2. We next consider whether the vacancy exclusion applies where, as here, the fire loss occurred during the first sixty days of the policy renewal and the vacancy had existed for more than sixty days before the date of the fire. We conclude that the vacancy exclusion precludes coverage of the fire loss, assuming that the renewal did not involve any change of significance in the coverage provided for the property damaged by fire. See Thatcher v. Reliance Ins. Co., 226 A.2d 919, 924-925 (Del. Super. 1967). We do not have the circumstances of the renewal before us and, therefore, our comments can only be general.
The rule we state would unquestionably apply when a policy by its terms, unlike the case before us, was automatically renewed on the timely payment of premium. See State Farm Gen. Ins. Co. of Bloomington v. Chambers, 260 Ark. 637, 640 (1976) (denying coverage because "[t]he old and only insurance contract was simply extended for an additional year by the payment of the premium for the ensuing year"). The result should not turn, however, formalistically on whether a new policy, substantially identical as to the damaged property, was issued or the old policy was continued by its terms.

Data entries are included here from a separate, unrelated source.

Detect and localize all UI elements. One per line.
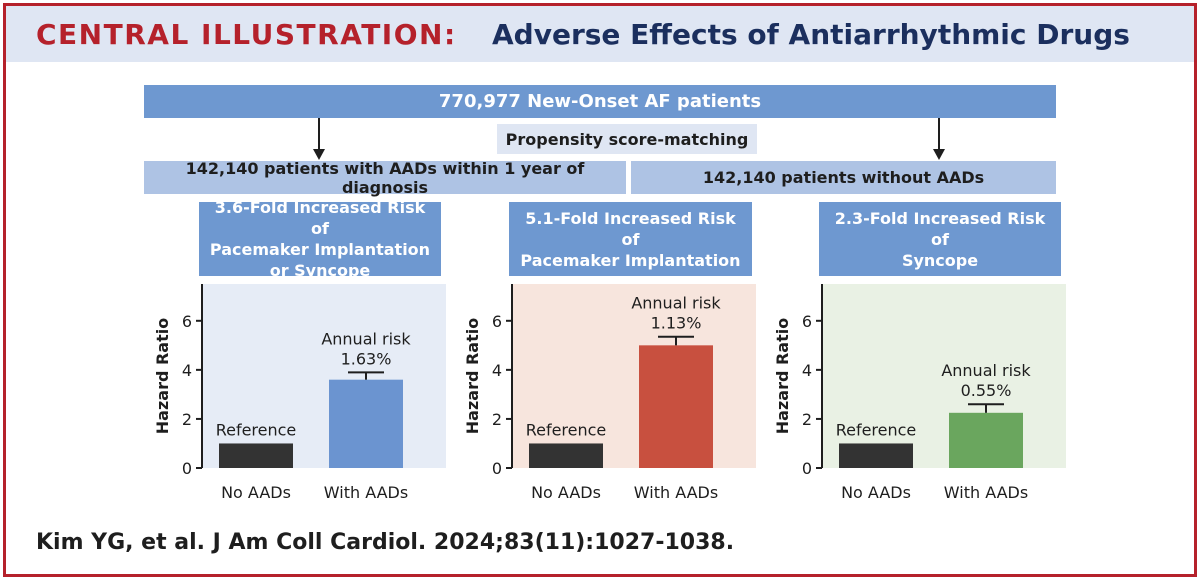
x-category-label: With AADs (324, 483, 408, 502)
bar-label: Annual risk 0.55% (941, 361, 1031, 400)
result-box-syncope: 2.3-Fold Increased Risk of Syncope (819, 202, 1061, 276)
arrow-right-head (933, 149, 945, 160)
y-tick-label: 0 (182, 459, 192, 478)
matching-box: Propensity score-matching (497, 124, 757, 154)
x-category-label: No AADs (221, 483, 291, 502)
arm-with-aads-box: 142,140 patients with AADs within 1 year… (144, 159, 626, 197)
bar-with-aads (329, 379, 403, 468)
plot-background (822, 284, 1066, 468)
y-tick-label: 6 (492, 312, 502, 331)
arrow-right-line (938, 118, 940, 150)
bar-label-line: 0.55% (961, 381, 1012, 400)
x-category-label: With AADs (944, 483, 1028, 502)
bar-label: Reference (836, 420, 917, 439)
x-category-label: No AADs (531, 483, 601, 502)
citation: Kim YG, et al. J Am Coll Cardiol. 2024;8… (36, 530, 735, 555)
y-axis-label: Hazard Ratio (773, 318, 792, 434)
y-tick-label: 0 (492, 459, 502, 478)
y-tick-label: 2 (182, 410, 192, 429)
bar-label: Reference (526, 420, 607, 439)
bar-label-line: Reference (216, 420, 297, 439)
bar-label-line: Reference (526, 420, 607, 439)
bar-label-line: Annual risk (321, 329, 411, 348)
bar-label: Annual risk 1.63% (321, 329, 411, 368)
bar-label: Reference (216, 420, 297, 439)
chart-pacemaker-or-syncope: 0 2 4 6 Hazard Ratio Reference No AADs Annual r… (146, 278, 446, 518)
bar-label-line: Annual risk (631, 294, 721, 313)
y-axis-label: Hazard Ratio (463, 318, 482, 434)
y-tick-label: 2 (802, 410, 812, 429)
y-tick-label: 4 (802, 361, 812, 380)
chart-syncope: 0 2 4 6 Hazard Ratio Reference No AADs Annual r… (766, 278, 1066, 518)
y-tick-label: 4 (182, 361, 192, 380)
illustration-frame: CENTRAL ILLUSTRATION: Adverse Effects of… (3, 3, 1197, 577)
x-category-label: No AADs (841, 483, 911, 502)
bar-label-line: 1.63% (341, 349, 392, 368)
bar-with-aads (949, 412, 1023, 468)
result-box-pacemaker-or-syncope: 3.6-Fold Increased Risk of Pacemaker Imp… (199, 198, 441, 280)
bar-with-aads (639, 345, 713, 468)
title-prefix: CENTRAL ILLUSTRATION: (36, 18, 457, 51)
result-box-pacemaker: 5.1-Fold Increased Risk of Pacemaker Imp… (509, 202, 752, 276)
bar-label-line: 1.13% (651, 314, 702, 333)
y-tick-label: 0 (802, 459, 812, 478)
y-axis-label: Hazard Ratio (153, 318, 172, 434)
x-category-label: With AADs (634, 483, 718, 502)
bar-label-line: Annual risk (941, 361, 1031, 380)
bar-no-aads (839, 443, 913, 468)
arrow-left-line (318, 118, 320, 150)
y-tick-label: 6 (802, 312, 812, 331)
hazard-ratio-chart: 0 2 4 6 Hazard Ratio Reference No AADs Annual r… (463, 284, 756, 502)
bar-label-line: Reference (836, 420, 917, 439)
arm-without-aads-box: 142,140 patients without AADs (631, 161, 1056, 194)
title-bar: CENTRAL ILLUSTRATION: Adverse Effects of… (6, 6, 1194, 62)
hazard-ratio-chart: 0 2 4 6 Hazard Ratio Reference No AADs Annual r… (153, 284, 446, 502)
plot-background (512, 284, 756, 468)
page-title: Adverse Effects of Antiarrhythmic Drugs (492, 18, 1130, 51)
arrow-left-head (313, 149, 325, 160)
bar-label: Annual risk 1.13% (631, 294, 721, 333)
cohort-box: 770,977 New-Onset AF patients (144, 85, 1056, 118)
plot-background (202, 284, 446, 468)
y-tick-label: 2 (492, 410, 502, 429)
chart-pacemaker: 0 2 4 6 Hazard Ratio Reference No AADs Annual r… (456, 278, 756, 518)
y-tick-label: 4 (492, 361, 502, 380)
bar-no-aads (529, 443, 603, 468)
hazard-ratio-chart: 0 2 4 6 Hazard Ratio Reference No AADs Annual r… (773, 284, 1066, 502)
y-tick-label: 6 (182, 312, 192, 331)
bar-no-aads (219, 443, 293, 468)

The controlling factor should be what the parties reasonably should have understood the policy language to mean. The property had been vacant since May, 1989. Coverage of the vacant premises undeniably ceased under the first policy sometime in July, 1989, pursuant to the vacancy exclusion clause, sixty days after the vacancy began. That exclusion of coverage continued at least to September 1, 1989, when the second policy period began. An exclusion of coverage unquestionably thereafter existed during the second policy period at least from the end of October, 1989, to September 1, 1990, when the third policy period began. No reasonable insured
would believe, in those circumstances, with the uncontestable periods of noncoverage defined above, that the vacant premises would annually be provided coverage during the first sixty days of each renewal period. There is no sensible reason why that result should be reached or expected. The insurer agreed to assume the increased risk during a sixty-day period and not during a period of a vacancy lasting more than sixty days.
We answer the second certified question in the affirmative because a period of a vacancy during a prior policy period should be tacked on to the vacancy continuing during the next subsequent policy period, assuming that there was no significant change in the coverage of the premises.
3. We answer the first question in the negative (on the assumption that there was no continuation of coverage), and the second question in the affirmative.
[Note 1] Pappas Management Corp., The 418 Worcester Wareland Realty Trust, and Capital Site Management Associates.